He tossed a Pall Mall cigarette box across the table and she opened it. The silver paper was folded carefully over the top. Between it and the bottom layer of cigarettes lay five one hundred dollar bills.
“It’s a long story,” she said, recovering from her surprise. Then she told him about Rob. He stood up to go after she had finished.
“Well,” he said, with some embarrassment, “I do hope you feel it’s a perfectly natural thing for a fellow to open a box of cigarettes lying around on a table. I mean to say—”
“Nonsense. I should have done it myself.”
Miles left her, to go to his accumulated work, bitterly, she knew, and more completely convinced of his uselessness. She sat down to try to think out what was to be done. The owner of the five hundred had taken his train long ago. She did not know where to reach him, and if she did, it would be downright mean to send the money back. She remembered how he had prevented her from opening the box before he had left her. The money was not there by accident. Rob was her schoolboy friend. Perhaps she was only giving herself an excuse, but what good would her self-righteousness do to temper the hurt she knew he would feel? She would accept his gift simply and with thanks. Besides, she had a plan. On the children’s account, on Miles’, on her own, she had long been wanting to put it into execution. This money would enable her to do so, beautifully and without a hitch.
XXII
In the open country near a southern village of Connecticut, not over a brisk morning’s walk to the Sound, sat a smallish farmhouse which was probably a century old. It was an innocent and ordinary enough looking house from the road. It topped a swell of land that was somewhat higher than its immediate surroundings and bare of large trees except for a single magnificent elm halfway between the house and the road. The lawn was allowed to grow wild, but nearer the house and covering the approach to its graceful old doorway were several shrubs in more or less cultivated condition placed on a few feet of clipped sod.
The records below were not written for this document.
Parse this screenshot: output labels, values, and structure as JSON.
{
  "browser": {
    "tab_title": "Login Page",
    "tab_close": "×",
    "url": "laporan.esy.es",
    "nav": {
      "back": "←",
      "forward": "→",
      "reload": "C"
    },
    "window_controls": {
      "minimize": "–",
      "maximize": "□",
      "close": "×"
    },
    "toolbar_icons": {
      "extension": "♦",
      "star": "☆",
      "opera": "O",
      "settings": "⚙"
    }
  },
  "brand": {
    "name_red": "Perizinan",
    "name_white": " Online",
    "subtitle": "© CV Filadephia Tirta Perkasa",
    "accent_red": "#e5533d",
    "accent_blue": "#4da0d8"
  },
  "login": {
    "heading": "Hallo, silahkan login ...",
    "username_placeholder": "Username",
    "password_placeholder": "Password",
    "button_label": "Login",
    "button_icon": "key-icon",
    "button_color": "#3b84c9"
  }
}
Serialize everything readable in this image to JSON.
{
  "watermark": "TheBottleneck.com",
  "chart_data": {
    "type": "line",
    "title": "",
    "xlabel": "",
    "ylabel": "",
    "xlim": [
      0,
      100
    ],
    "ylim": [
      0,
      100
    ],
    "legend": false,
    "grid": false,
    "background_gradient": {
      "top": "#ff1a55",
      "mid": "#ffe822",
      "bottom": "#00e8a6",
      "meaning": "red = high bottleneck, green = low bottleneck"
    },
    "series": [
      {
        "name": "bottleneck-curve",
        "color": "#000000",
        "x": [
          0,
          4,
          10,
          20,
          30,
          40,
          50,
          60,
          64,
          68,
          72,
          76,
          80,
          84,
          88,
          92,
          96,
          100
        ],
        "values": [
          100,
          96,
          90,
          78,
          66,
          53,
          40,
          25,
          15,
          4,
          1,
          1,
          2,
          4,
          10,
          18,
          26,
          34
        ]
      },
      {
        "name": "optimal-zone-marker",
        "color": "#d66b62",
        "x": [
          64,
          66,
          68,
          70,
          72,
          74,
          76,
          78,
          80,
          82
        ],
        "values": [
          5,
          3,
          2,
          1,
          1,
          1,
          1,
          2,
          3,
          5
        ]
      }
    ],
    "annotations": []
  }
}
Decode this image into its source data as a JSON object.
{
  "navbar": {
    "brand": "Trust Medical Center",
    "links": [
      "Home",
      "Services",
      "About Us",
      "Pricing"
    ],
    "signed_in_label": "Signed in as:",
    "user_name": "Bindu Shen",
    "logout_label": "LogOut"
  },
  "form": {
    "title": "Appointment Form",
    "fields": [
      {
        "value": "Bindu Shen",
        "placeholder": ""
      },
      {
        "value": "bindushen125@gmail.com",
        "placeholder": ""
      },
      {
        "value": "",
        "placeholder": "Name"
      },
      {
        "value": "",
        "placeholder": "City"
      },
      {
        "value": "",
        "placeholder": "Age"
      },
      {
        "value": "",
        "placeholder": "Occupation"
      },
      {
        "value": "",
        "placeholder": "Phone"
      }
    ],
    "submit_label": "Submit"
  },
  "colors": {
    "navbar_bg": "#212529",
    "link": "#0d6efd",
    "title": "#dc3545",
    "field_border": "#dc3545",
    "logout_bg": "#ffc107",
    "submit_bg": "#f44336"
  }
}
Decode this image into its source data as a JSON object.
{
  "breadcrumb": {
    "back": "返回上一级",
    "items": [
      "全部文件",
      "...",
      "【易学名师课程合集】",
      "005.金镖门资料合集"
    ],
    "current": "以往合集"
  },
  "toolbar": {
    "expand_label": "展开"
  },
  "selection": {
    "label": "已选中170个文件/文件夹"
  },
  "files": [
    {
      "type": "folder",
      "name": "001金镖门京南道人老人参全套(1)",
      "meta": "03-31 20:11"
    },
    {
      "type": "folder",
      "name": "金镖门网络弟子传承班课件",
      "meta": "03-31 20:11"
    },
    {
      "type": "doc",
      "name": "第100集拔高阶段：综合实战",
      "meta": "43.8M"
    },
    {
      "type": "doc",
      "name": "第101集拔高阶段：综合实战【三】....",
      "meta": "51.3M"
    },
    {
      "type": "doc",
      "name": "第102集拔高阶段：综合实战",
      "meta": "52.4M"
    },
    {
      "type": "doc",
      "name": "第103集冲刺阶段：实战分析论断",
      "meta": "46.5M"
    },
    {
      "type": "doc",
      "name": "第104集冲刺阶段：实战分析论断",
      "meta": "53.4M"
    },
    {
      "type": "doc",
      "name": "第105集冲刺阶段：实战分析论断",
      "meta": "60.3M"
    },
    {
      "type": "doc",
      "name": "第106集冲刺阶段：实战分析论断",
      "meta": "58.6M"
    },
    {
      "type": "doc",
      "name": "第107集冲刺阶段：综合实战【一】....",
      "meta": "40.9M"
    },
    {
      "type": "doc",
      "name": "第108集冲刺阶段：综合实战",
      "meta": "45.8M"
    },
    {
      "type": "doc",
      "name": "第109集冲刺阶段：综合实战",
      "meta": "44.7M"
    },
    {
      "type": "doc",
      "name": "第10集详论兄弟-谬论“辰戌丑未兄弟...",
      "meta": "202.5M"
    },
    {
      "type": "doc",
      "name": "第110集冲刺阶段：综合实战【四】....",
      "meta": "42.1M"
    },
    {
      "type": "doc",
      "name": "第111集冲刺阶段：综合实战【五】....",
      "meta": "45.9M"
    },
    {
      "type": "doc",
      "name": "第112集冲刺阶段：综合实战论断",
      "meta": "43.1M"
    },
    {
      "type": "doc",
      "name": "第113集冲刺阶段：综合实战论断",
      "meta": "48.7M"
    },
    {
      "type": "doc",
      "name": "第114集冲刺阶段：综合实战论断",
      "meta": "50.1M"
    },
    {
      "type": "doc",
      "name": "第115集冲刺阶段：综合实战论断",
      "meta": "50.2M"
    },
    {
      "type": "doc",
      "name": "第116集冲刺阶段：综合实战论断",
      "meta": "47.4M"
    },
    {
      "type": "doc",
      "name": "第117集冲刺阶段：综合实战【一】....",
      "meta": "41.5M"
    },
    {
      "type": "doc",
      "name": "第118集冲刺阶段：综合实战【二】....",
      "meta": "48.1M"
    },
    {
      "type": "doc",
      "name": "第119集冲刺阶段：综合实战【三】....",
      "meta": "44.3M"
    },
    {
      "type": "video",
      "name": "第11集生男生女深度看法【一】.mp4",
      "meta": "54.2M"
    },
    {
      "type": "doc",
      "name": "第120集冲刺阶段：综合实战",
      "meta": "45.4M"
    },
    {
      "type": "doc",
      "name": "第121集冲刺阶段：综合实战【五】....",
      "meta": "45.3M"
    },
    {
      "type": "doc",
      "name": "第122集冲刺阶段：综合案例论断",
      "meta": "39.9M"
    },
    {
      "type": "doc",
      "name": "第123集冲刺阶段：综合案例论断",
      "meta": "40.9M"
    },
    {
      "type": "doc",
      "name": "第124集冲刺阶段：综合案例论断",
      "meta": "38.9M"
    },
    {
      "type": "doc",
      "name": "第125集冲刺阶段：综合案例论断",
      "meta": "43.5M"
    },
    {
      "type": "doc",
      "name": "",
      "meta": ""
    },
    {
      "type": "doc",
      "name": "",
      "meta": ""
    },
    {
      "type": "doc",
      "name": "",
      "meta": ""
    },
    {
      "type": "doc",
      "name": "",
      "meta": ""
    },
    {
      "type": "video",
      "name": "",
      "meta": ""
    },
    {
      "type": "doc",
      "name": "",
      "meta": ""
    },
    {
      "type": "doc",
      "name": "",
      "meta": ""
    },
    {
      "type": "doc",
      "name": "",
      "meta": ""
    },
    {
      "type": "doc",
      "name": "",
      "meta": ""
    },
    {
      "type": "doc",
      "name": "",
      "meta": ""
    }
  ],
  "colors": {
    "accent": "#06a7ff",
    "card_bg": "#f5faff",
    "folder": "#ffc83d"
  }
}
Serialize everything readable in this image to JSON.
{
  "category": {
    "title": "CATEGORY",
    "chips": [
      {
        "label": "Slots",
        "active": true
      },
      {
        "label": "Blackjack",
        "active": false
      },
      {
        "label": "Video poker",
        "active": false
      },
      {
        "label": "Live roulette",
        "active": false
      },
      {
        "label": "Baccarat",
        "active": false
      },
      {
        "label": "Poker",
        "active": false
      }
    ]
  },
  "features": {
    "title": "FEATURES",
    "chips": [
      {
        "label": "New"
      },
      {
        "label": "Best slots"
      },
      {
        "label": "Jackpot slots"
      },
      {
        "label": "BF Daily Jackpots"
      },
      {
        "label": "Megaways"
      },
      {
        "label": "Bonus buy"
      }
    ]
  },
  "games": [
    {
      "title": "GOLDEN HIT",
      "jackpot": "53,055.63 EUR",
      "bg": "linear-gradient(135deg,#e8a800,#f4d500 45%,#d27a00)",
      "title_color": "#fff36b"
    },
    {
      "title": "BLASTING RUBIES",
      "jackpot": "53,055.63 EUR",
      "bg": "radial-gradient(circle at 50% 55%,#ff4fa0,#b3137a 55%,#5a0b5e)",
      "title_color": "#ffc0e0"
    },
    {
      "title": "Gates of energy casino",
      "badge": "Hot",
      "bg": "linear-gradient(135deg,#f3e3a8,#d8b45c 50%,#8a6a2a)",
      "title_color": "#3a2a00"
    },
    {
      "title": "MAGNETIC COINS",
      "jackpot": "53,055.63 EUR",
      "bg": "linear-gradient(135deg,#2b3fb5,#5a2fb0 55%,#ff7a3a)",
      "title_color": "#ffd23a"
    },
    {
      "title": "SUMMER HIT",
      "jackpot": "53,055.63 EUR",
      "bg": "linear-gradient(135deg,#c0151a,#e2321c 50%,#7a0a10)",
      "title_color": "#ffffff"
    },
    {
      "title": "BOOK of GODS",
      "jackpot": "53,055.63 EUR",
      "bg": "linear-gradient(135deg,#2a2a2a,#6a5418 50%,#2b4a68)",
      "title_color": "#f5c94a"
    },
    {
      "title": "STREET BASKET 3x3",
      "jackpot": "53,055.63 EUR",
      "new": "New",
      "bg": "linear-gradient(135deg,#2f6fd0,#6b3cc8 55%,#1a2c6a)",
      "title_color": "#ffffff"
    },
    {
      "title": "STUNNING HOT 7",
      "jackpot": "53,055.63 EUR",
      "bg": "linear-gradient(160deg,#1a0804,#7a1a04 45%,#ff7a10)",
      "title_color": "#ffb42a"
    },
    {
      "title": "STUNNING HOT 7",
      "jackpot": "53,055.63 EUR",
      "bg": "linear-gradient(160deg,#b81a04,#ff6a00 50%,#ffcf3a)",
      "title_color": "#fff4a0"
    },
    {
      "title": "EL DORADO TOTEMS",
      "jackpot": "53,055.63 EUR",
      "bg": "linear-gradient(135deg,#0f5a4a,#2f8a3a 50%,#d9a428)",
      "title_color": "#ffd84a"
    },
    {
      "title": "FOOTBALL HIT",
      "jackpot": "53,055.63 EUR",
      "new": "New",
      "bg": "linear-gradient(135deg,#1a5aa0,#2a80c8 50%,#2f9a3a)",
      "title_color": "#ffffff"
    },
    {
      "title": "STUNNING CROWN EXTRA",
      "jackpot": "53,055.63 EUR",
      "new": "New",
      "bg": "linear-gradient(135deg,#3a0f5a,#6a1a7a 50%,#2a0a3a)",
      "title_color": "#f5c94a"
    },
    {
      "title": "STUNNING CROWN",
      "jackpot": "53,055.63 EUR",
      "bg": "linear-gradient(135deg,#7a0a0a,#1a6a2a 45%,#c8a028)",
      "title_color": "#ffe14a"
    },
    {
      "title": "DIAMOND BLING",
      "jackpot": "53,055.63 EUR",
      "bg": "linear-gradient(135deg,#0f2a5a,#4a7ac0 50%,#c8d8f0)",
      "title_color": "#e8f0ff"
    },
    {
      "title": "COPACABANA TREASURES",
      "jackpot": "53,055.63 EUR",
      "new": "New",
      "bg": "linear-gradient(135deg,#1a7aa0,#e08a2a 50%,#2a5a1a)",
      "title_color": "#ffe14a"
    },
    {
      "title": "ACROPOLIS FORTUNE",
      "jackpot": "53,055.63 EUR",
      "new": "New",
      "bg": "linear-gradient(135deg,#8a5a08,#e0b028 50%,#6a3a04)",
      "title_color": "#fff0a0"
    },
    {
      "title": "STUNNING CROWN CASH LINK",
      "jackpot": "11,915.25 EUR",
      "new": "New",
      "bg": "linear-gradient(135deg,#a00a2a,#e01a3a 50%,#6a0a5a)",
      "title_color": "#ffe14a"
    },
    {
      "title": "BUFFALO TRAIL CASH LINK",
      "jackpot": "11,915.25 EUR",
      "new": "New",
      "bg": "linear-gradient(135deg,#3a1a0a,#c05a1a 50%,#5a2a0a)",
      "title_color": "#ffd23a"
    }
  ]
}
In the spring the lawn and the fields which rolled out downward from the house were thickly starred with buttercups whose tiny yellow bowls glistened like lacquered buttons in the sun. Later the same meadows turned to a waving lake of red clover.
Potter Osprey, when upbraided by his friends for not making more of his handful of acres, declared he was no gardener. He could neither adorn nature nor gain his feed from her by his own hands, for she was a wild beast whose moods and colours and contours he had struggled with all his life, and there was no quarter between them. To all offers to prettify her in his immediate neighbourhood he was politely deaf. He wanted her rugged and plain as his plastic, solid canvases liked to interpret her, and that way he could love her as one loves a worthy foe.
On the house itself he had lavished more care. Eight years of his own proprietorship had made it, without any great loss of its ancient character, a place of personal charm inside. In the rear the hill fell sharply from the foundation, and here he had built up a broad concrete terrace, looking northward to an unbroken view of horizon and low hills. Above the terrace for ten or twelve feet in height and almost as wide, rose a vertical sheet of heavy, transparent glass in narrow panels, and this gave light to a large room, which had been made by knocking out walls and upper flooring so that half of it was two stories high. The house practically consisted of this room, a cellar under it, and some small bedrooms above. Outhouse and kitchen stepped away to the west.
From Osprey’s north terrace could be seen a smaller house on the eastern slope, nestling in a very old, gnarled and worn-out orchard. Some of its trees reminded one of those anatomical designs in physiological books; they were half bare-branched skeleton and half green, waving body.